La marine britannique avait à faire face à quatre dangers
principaux. Il y avait d’abord le danger pour nous d’être surpris au début des
hostilités, avant d’être prêts et à nos postes de combat. C’était là le plus
grand péril. Une fois la flotte mobilisée et à ses différents postes de combat,
le plus grand danger qui pût nous assaillir se vit surmonté. Le second danger
que nous craignions venait de ce que de nombreux et rapides paquebots ennemis,
en s’échappant de leurs ports, et armés de canons, pouvaient faire la guerre de
course dans le but de détruire notre commerce. Depuis deux ans les séances du
Comité de Défense Impériale n’ont pas cessé de se tenir et ont été presque
exclusivement consacrées aux problèmes d’une grande guerre européenne ; et
j’ai toujours indiqué, parlant au nom de l’Amirauté, le grand danger auquel
nous étions exposés si, au début de la guerre, avant que nos croiseurs fussent
à leurs postes de combat, avant que nous soyons en possession de tous nos
moyens de parer à une telle menace, nous devions faire face à une incursion
formidable, sur les routes de notre marine marchande, d’un grand nombre de
paquebots armés dans le but de détruire notre commerce.
Pour le moment l’on a
heureusement triomphé d’un tel danger. Nous avions calculé avant la guerre que
les pertes de notre marine marchande pendant les deux ou trois premiers mois de
la guerre seraient au nombre de 5 %. Je suis heureux de dire que le pourcentage
n’est que de 1,9, et les risques ont été entièrement couverts par un système
d’assurances que l’on a mis en vigueur et dont l’on a pu de plus en plus et
régulièrement réduire les primes.
Le troisième grand danger
venait des mines. Notre ennemi s’est permis au sujet de mouillage de mines sur
les routes principales du commerce pacifique de suivre une méthode que nous n’aurions
pas cru, avant le déchaînement de cette guerre, devoir être pratiquée par une
Puissance civilisée. Et les risques et les difficultés auxquels nous avons dû
parer à ce point de vue, ne doivent pas être rabaissés. Mais je suis heureux de
dire que, bien que nous ayons souffert des pertes, que nous puissions en
souffrir d’autres, et sans aucun doute en souffrirons d’autres, cependant à mon
avis le danger venant des mines, je parle de cette action de jeter des mines à
tort et à travers et sans scrupule en pleine mer, est un danger dont on peut
voir maintenant la fin, et que l’on peut restreindre, et qui est de plus en
plus restreint et contrôlé par les mesures, les mesures très complètes, que
nous avons prises et que nous prenons.
Le quatrième danger venait des
sous-marins. Le sous-marin apporte des conditions entièrement nouvelles dans la
guerre navale. La liberté de mouvement qui appartient au pouvoir le plus fort
est affectée et restreinte dans les mers d’une faible superficie par le
développement de cette arme nouvelle et formidable. Il y une différence entre
l’inquiétude du soldat et l’inquiétude du marin, dont la Chambre se rendra
compte. Une division de soldats ne peut être annihilée par une patrouille de
cavalerie. Mais à n’importe quel moment un grand navire, égal en force
guerrière, et, en tant qu’unité de guerre, à une unité ou à une armée, peut
être détruit sans avoir la moindre occasion de montrer sa puissance guerrière,
ou sans qu’un seul homme à bord puisse frapper un seul coup pour se défendre.
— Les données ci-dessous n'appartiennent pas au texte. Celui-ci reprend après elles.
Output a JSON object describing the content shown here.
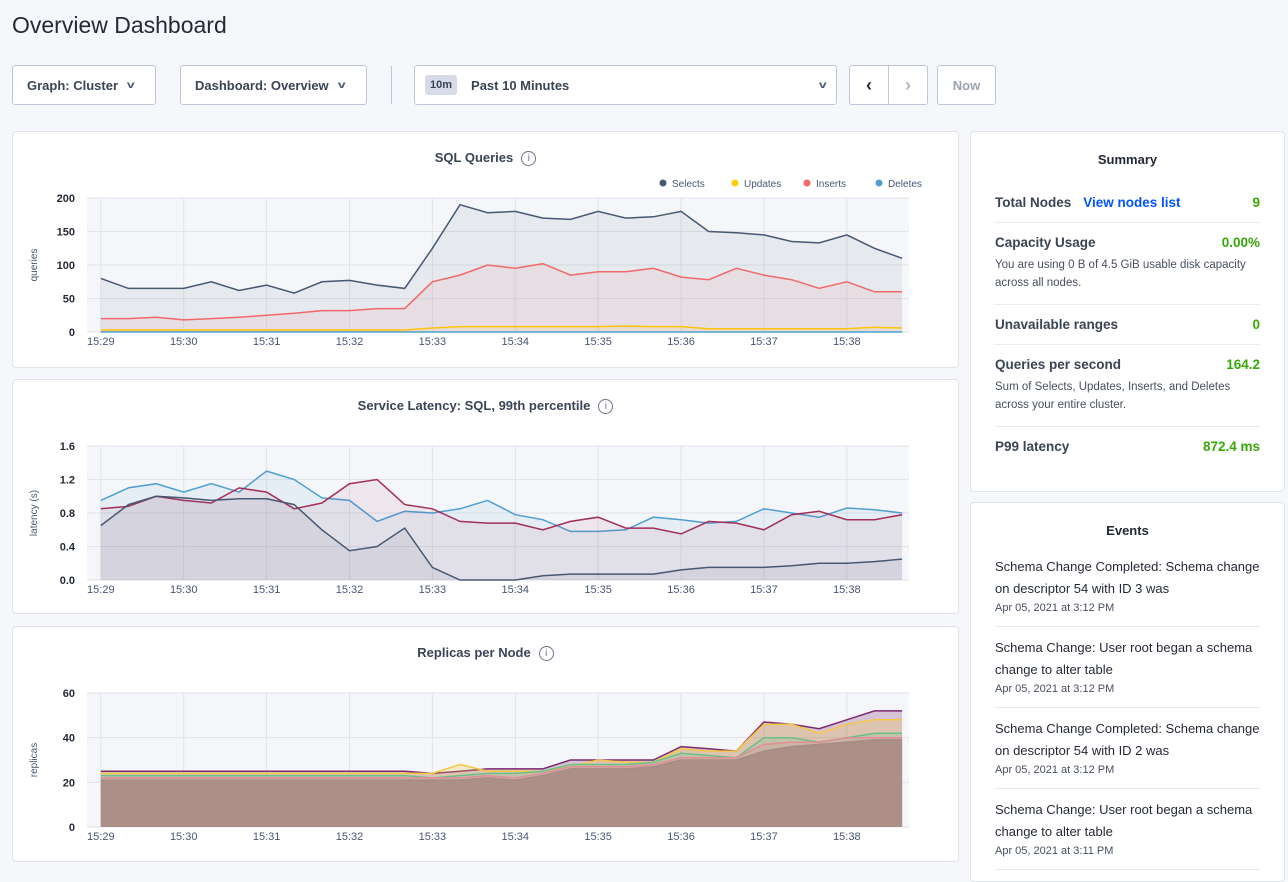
{
  "page": {
    "title": "Overview Dashboard"
  },
  "toolbar": {
    "graph": "Graph: Cluster",
    "dashboard": "Dashboard: Overview",
    "time_badge": "10m",
    "time_range": "Past 10 Minutes",
    "now": "Now"
  },
  "colors": {
    "accent_green": "#37a806",
    "link_blue": "#0055ff"
  },
  "icons": {
    "dropdown": "chevron-down-icon",
    "prev": "chevron-left-icon",
    "next": "chevron-right-icon",
    "info": "info-icon"
  },
  "summary": {
    "title": "Summary",
    "view_nodes": "View nodes list",
    "items": [
      {
        "label": "Total Nodes",
        "value": "9"
      },
      {
        "label": "Capacity Usage",
        "value": "0.00%",
        "desc": "You are using 0 B of 4.5 GiB usable disk capacity across all nodes."
      },
      {
        "label": "Unavailable ranges",
        "value": "0"
      },
      {
        "label": "Queries per second",
        "value": "164.2",
        "desc": "Sum of Selects, Updates, Inserts, and Deletes across your entire cluster."
      },
      {
        "label": "P99 latency",
        "value": "872.4 ms"
      }
    ]
  },
  "events": {
    "title": "Events",
    "items": [
      {
        "text": "Schema Change Completed: Schema change on descriptor 54 with ID 3 was",
        "date": "Apr 05, 2021 at 3:12 PM"
      },
      {
        "text": "Schema Change: User root began a schema change to alter table",
        "date": "Apr 05, 2021 at 3:12 PM"
      },
      {
        "text": "Schema Change Completed: Schema change on descriptor 54 with ID 2 was",
        "date": "Apr 05, 2021 at 3:12 PM"
      },
      {
        "text": "Schema Change: User root began a schema change to alter table",
        "date": "Apr 05, 2021 at 3:11 PM"
      }
    ]
  },
  "chart_data": [
    {
      "type": "area",
      "title": "SQL Queries",
      "ylabel": "queries",
      "ylim": [
        0,
        200
      ],
      "yticks": [
        "0",
        "50",
        "100",
        "150",
        "200"
      ],
      "xticks": [
        "15:29",
        "15:30",
        "15:31",
        "15:32",
        "15:33",
        "15:34",
        "15:35",
        "15:36",
        "15:37",
        "15:38"
      ],
      "grid": true,
      "legend": "top-right",
      "x": [
        "15:29:00",
        "15:29:20",
        "15:29:40",
        "15:30:00",
        "15:30:20",
        "15:30:40",
        "15:31:00",
        "15:31:20",
        "15:31:40",
        "15:32:00",
        "15:32:20",
        "15:32:40",
        "15:33:00",
        "15:33:20",
        "15:33:40",
        "15:34:00",
        "15:34:20",
        "15:34:40",
        "15:35:00",
        "15:35:20",
        "15:35:40",
        "15:36:00",
        "15:36:20",
        "15:36:40",
        "15:37:00",
        "15:37:20",
        "15:37:40",
        "15:38:00",
        "15:38:20",
        "15:38:40"
      ],
      "series": [
        {
          "name": "Selects",
          "color": "#475872",
          "values": [
            80,
            65,
            65,
            65,
            75,
            62,
            70,
            58,
            75,
            77,
            70,
            65,
            125,
            190,
            178,
            180,
            170,
            168,
            180,
            170,
            172,
            180,
            150,
            148,
            145,
            135,
            133,
            145,
            125,
            110
          ]
        },
        {
          "name": "Updates",
          "color": "#ffcd02",
          "values": [
            3,
            3,
            3,
            3,
            3,
            3,
            3,
            3,
            3,
            3,
            3,
            3,
            6,
            8,
            8,
            8,
            8,
            8,
            8,
            9,
            8,
            8,
            5,
            5,
            5,
            5,
            5,
            5,
            7,
            6
          ]
        },
        {
          "name": "Inserts",
          "color": "#f16969",
          "values": [
            20,
            20,
            22,
            18,
            20,
            22,
            25,
            28,
            32,
            32,
            35,
            35,
            75,
            85,
            100,
            95,
            102,
            85,
            90,
            90,
            95,
            82,
            78,
            95,
            85,
            78,
            65,
            75,
            60,
            60
          ]
        },
        {
          "name": "Deletes",
          "color": "#4e9fd1",
          "values": [
            0,
            0,
            0,
            0,
            0,
            0,
            0,
            0,
            0,
            0,
            0,
            0,
            0,
            0,
            0,
            0,
            0,
            0,
            0,
            0,
            0,
            0,
            0,
            0,
            0,
            0,
            0,
            0,
            0,
            0
          ]
        }
      ]
    },
    {
      "type": "area",
      "title": "Service Latency: SQL, 99th percentile",
      "ylabel": "latency (s)",
      "ylim": [
        0,
        1.6
      ],
      "yticks": [
        "0.0",
        "0.4",
        "0.8",
        "1.2",
        "1.6"
      ],
      "xticks": [
        "15:29",
        "15:30",
        "15:31",
        "15:32",
        "15:33",
        "15:34",
        "15:35",
        "15:36",
        "15:37",
        "15:38"
      ],
      "grid": true,
      "x": [
        "15:29:00",
        "15:29:20",
        "15:29:40",
        "15:30:00",
        "15:30:20",
        "15:30:40",
        "15:31:00",
        "15:31:20",
        "15:31:40",
        "15:32:00",
        "15:32:20",
        "15:32:40",
        "15:33:00",
        "15:33:20",
        "15:33:40",
        "15:34:00",
        "15:34:20",
        "15:34:40",
        "15:35:00",
        "15:35:20",
        "15:35:40",
        "15:36:00",
        "15:36:20",
        "15:36:40",
        "15:37:00",
        "15:37:20",
        "15:37:40",
        "15:38:00",
        "15:38:20",
        "15:38:40"
      ],
      "series": [
        {
          "color": "#4e9fd1",
          "values": [
            0.95,
            1.1,
            1.15,
            1.05,
            1.15,
            1.05,
            1.3,
            1.2,
            0.98,
            0.95,
            0.7,
            0.82,
            0.8,
            0.85,
            0.95,
            0.78,
            0.72,
            0.58,
            0.58,
            0.6,
            0.75,
            0.72,
            0.68,
            0.7,
            0.85,
            0.8,
            0.75,
            0.86,
            0.84,
            0.8
          ]
        },
        {
          "color": "#a32e57",
          "values": [
            0.85,
            0.88,
            1.0,
            0.95,
            0.92,
            1.1,
            1.05,
            0.85,
            0.92,
            1.15,
            1.2,
            0.9,
            0.85,
            0.7,
            0.68,
            0.68,
            0.6,
            0.7,
            0.75,
            0.62,
            0.62,
            0.55,
            0.7,
            0.68,
            0.6,
            0.78,
            0.82,
            0.72,
            0.72,
            0.78
          ]
        },
        {
          "color": "#475872",
          "values": [
            0.65,
            0.9,
            1.0,
            0.98,
            0.95,
            0.97,
            0.97,
            0.9,
            0.6,
            0.35,
            0.4,
            0.62,
            0.15,
            0.0,
            0.0,
            0.0,
            0.05,
            0.07,
            0.07,
            0.07,
            0.07,
            0.12,
            0.15,
            0.15,
            0.15,
            0.17,
            0.2,
            0.2,
            0.22,
            0.25
          ]
        }
      ]
    },
    {
      "type": "area",
      "title": "Replicas per Node",
      "ylabel": "replicas",
      "ylim": [
        0,
        60
      ],
      "yticks": [
        "0",
        "20",
        "40",
        "60"
      ],
      "xticks": [
        "15:29",
        "15:30",
        "15:31",
        "15:32",
        "15:33",
        "15:34",
        "15:35",
        "15:36",
        "15:37",
        "15:38"
      ],
      "grid": true,
      "x": [
        "15:29:00",
        "15:29:20",
        "15:29:40",
        "15:30:00",
        "15:30:20",
        "15:30:40",
        "15:31:00",
        "15:31:20",
        "15:31:40",
        "15:32:00",
        "15:32:20",
        "15:32:40",
        "15:33:00",
        "15:33:20",
        "15:33:40",
        "15:34:00",
        "15:34:20",
        "15:34:40",
        "15:35:00",
        "15:35:20",
        "15:35:40",
        "15:36:00",
        "15:36:20",
        "15:36:40",
        "15:37:00",
        "15:37:20",
        "15:37:40",
        "15:38:00",
        "15:38:20",
        "15:38:40"
      ],
      "series": [
        {
          "color": "#7b2a6e",
          "values": [
            25,
            25,
            25,
            25,
            25,
            25,
            25,
            25,
            25,
            25,
            25,
            25,
            24,
            25,
            26,
            26,
            26,
            30,
            30,
            30,
            30,
            36,
            35,
            34,
            47,
            46,
            44,
            48,
            52,
            52
          ]
        },
        {
          "color": "#f5c842",
          "values": [
            24,
            24,
            24,
            24,
            24,
            24,
            24,
            24,
            24,
            24,
            24,
            24,
            24,
            28,
            25,
            25,
            25,
            27,
            30,
            29,
            29,
            35,
            34,
            34,
            46,
            46,
            42,
            46,
            48,
            48
          ]
        },
        {
          "color": "#6dbf8a",
          "values": [
            23,
            23,
            23,
            23,
            23,
            23,
            23,
            23,
            23,
            23,
            23,
            23,
            22,
            23,
            24,
            24,
            25,
            28,
            28,
            28,
            29,
            33,
            32,
            31,
            40,
            40,
            38,
            40,
            42,
            42
          ]
        },
        {
          "color": "#e28b9a",
          "values": [
            22,
            22,
            22,
            22,
            22,
            22,
            22,
            22,
            22,
            22,
            22,
            22,
            22,
            22,
            23,
            22,
            24,
            27,
            27,
            27,
            28,
            31,
            31,
            31,
            37,
            38,
            38,
            40,
            40,
            40
          ]
        },
        {
          "color": "#a88b84",
          "values": [
            21,
            21,
            21,
            21,
            21,
            21,
            21,
            21,
            21,
            21,
            21,
            21,
            21,
            21,
            22,
            21,
            23,
            26,
            26,
            26,
            27,
            30,
            30,
            30,
            34,
            36,
            37,
            38,
            39,
            39
          ]
        }
      ]
    }
  ]
}
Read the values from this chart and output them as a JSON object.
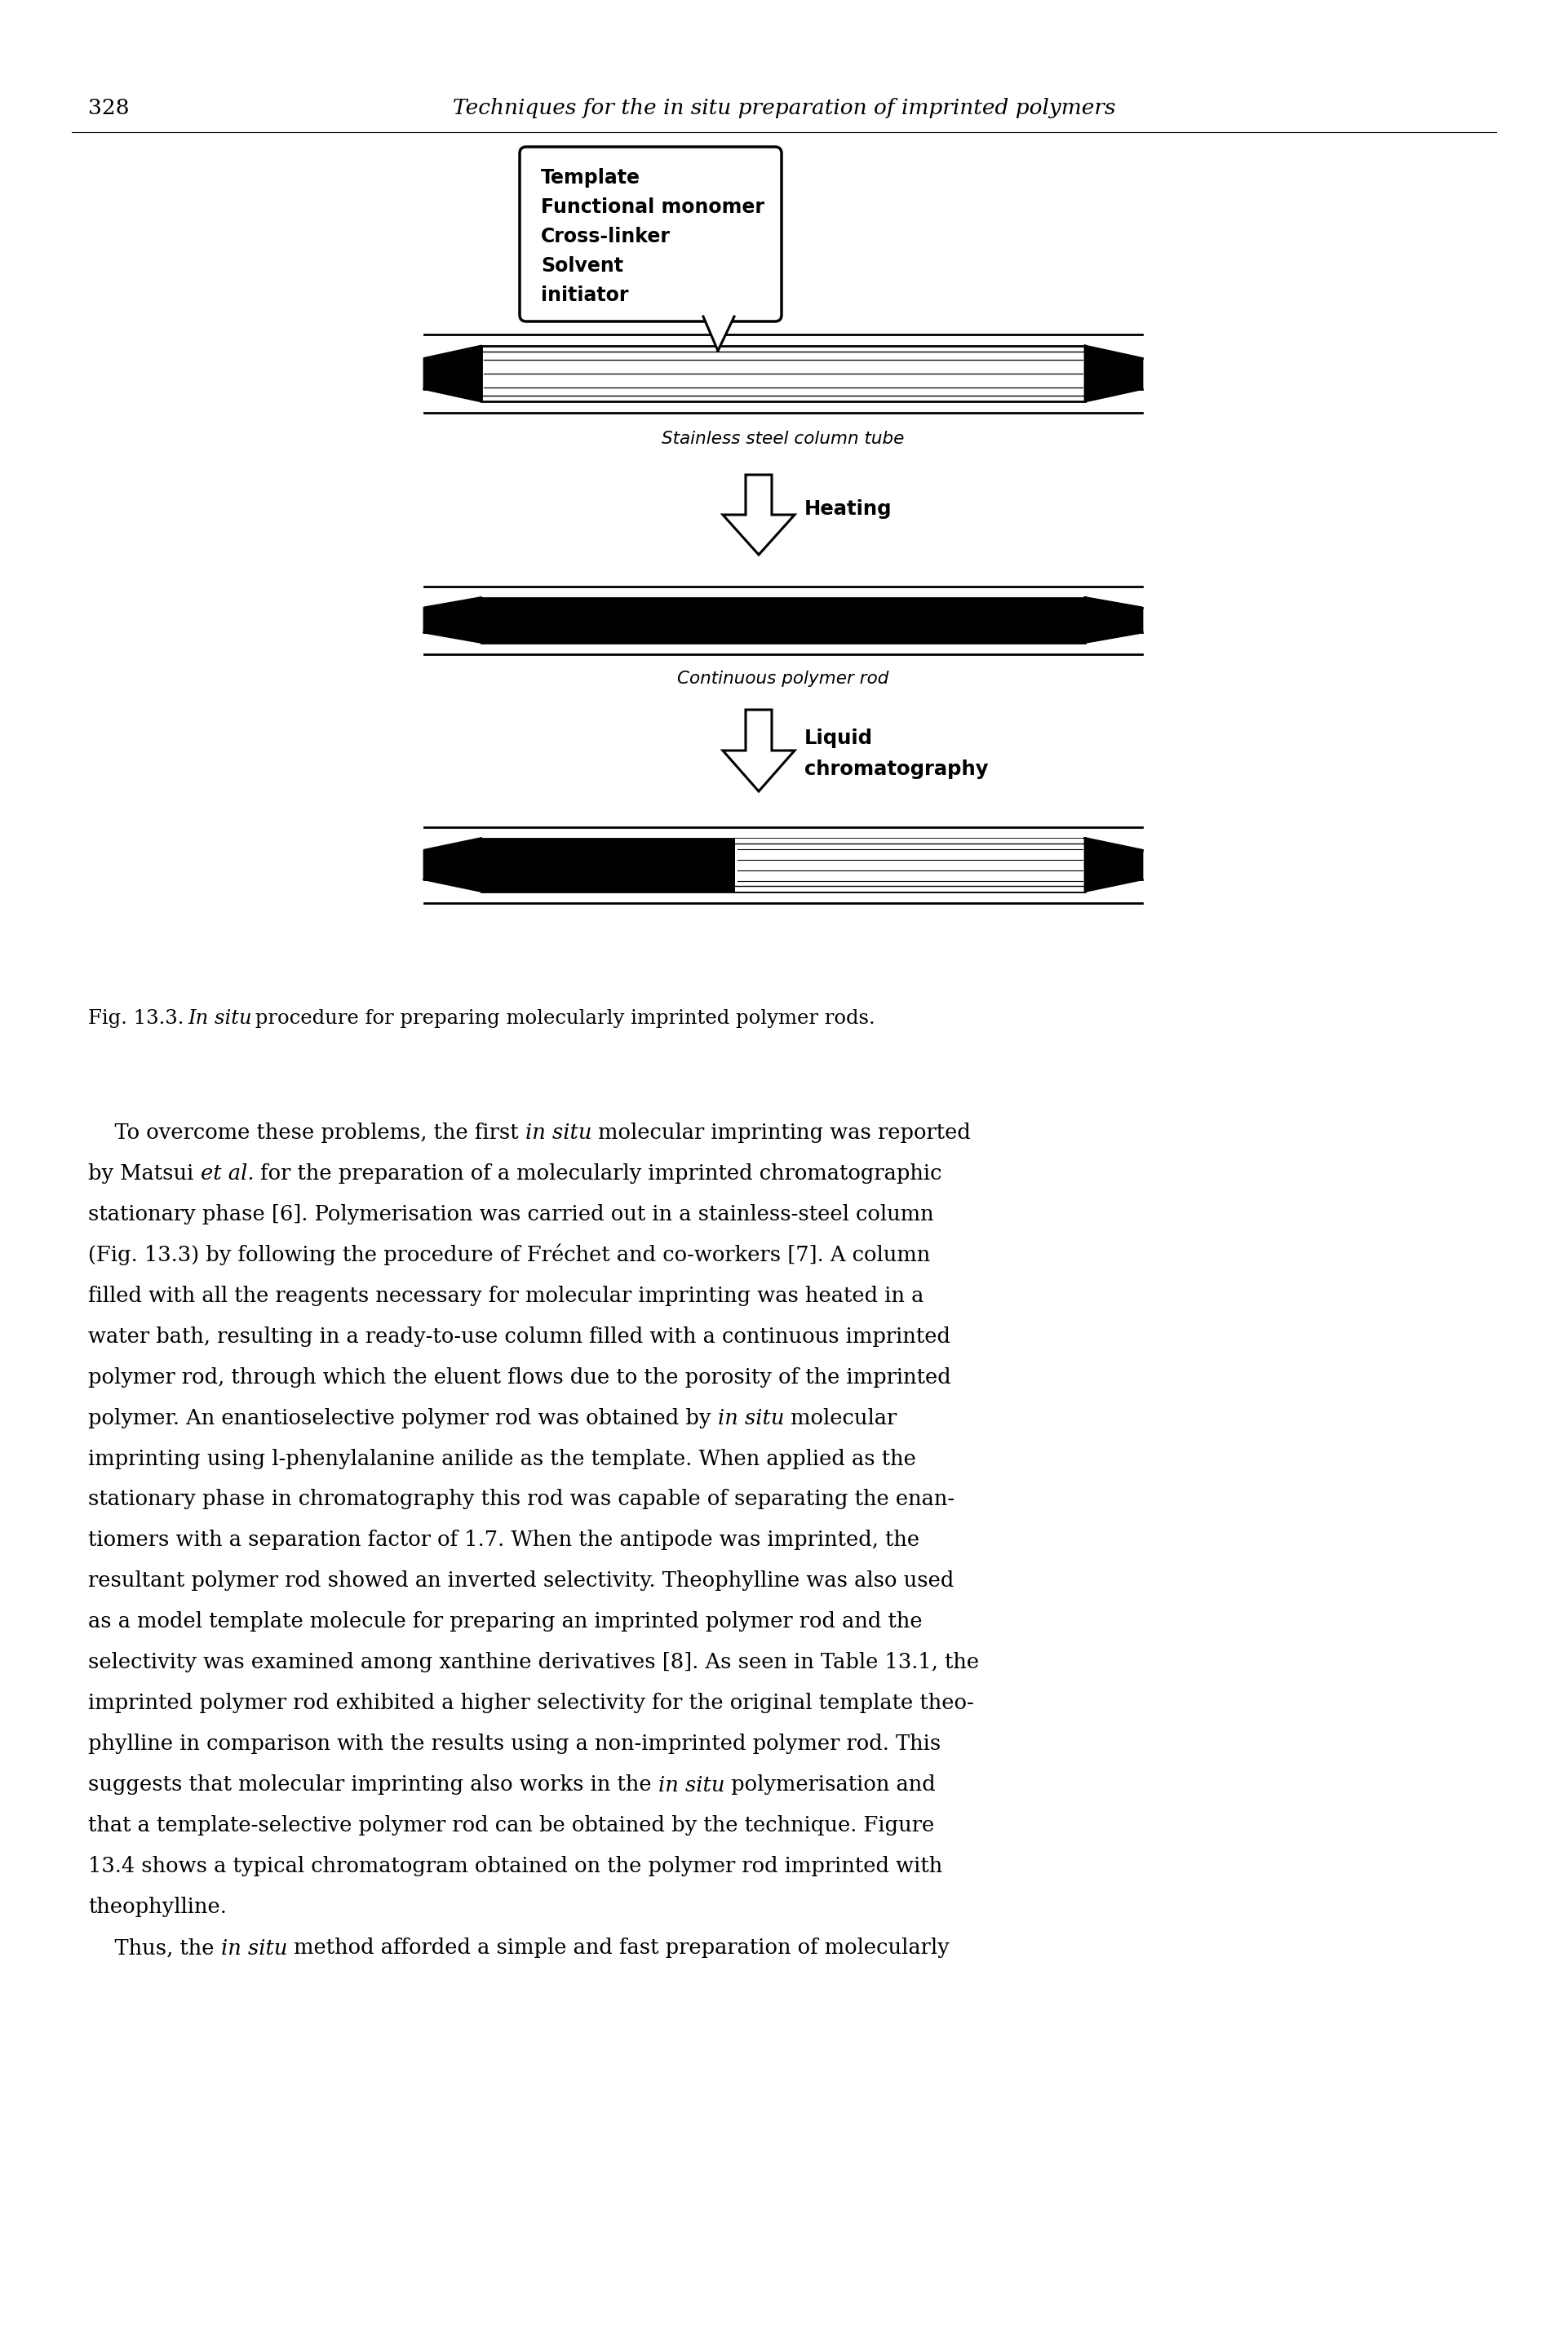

Et cependant il est nécessaire pour la sûreté de ce pays, il est nécessaire
pour l’approvisionnement du pays en objets de première nécessité, que nos
navires puissent sillonner les mers dans l’accomplissement de leurs devoirs en
toute liberté, et sans rien craindre ; et personne ne saurait disconvenir
que l’inquiétude torture souvent l’esprit de ceux qui ont la responsabilité de
leurs mouvements. Il est toutefois agréable de penser que notre force en sous-marins
est beaucoup plus grande que celle de nos ennemis, et que la seule raison
pourquoi nous ne pouvons pas avoir de résultats sur une grande échelle à ce
sujet, c’est que l’on nous donne si rarement une cible que nous puissions
viser.
Tels sont les quatre dangers. Je ne compte pas parmi eux ce que
certaines gens voudraient inclure comme un cinquième danger, celui d’un
débarquement de l’ennemi sur nos côtes, bien que ce soit là une entreprise
pleine de danger – pour ceux qui la tenteraient. […] Sur 20 500 000 tonnes
de la marine marchande anglaise, 20 122 000 tonnes sont sur mer, ce
qui veut dire 97 % du total ; tandis que les 5 000 000 du
tonnage allemand, 549 000 seulement sont sur mer ou échappent à nos calculs,
et, parmi ceux qui voyagent, on estime que 10 vaisseaux seulement importent ou
exportent des marchandises à travers les mers. En moyenne, près de 100 navires
par jour de plus de 300 tonnes arrivent dans les ports du Royaume-Uni ou les
quittent, et nous ne contentons pas de poursuivre nos opérations commerciales
de la façon la plus fructueuse, mais nous apportons certaines restrictions à
l’importation des articles de première nécessité dont ont besoin les Empires
allemand et autrichien dans un but militaire. […] Si nos ennemis ne nous ont pas attaqués en pleine
mer à l’ouverture des hostilités, ou juste auparavant, nous devons supposer que
cela a été, parce qu’ils ne se considéraient pas assez forts ; car c’eût
été alors le moment le plus avantageux pour eux de le faire, celui où ils
auraient pu empêcher ou retarder l’envoi de notre armée sur le Continent. S’ils
n’ont pas profité de ce moment, cela a été parce qu’ils comptaient en usant nos
forces navales par attrition, les réduire peu à peu à une condition
numérique égale à la leur. Nous sommes en guerre depuis quatre mois. J’aimerais
à étudier pour un instant les effets de cette attrition. Les pertes en sous-marins ont été égales des deux côtés, que je
sache ; mais la proportion des pertes a été beaucoup plus grande pour les
Allemands que pour nous-mêmes, parce que nous avons plus du double du nombre
des sous-marins constamment sur mer. Nos contre-torpilleurs ont montré leur
supériorité incontestée en artillerie ; ce qui, naturellement, n’était pas
inconnu avant la guerre. Nous n’avons subi aucune perte, tandis que huit ou dix
des contre-torpilleurs ont été détruits. Des vieux croiseurs cuirassés, nous
avons perdu, à ce que je crois, six contre deux qu’ont perdus les Allemands.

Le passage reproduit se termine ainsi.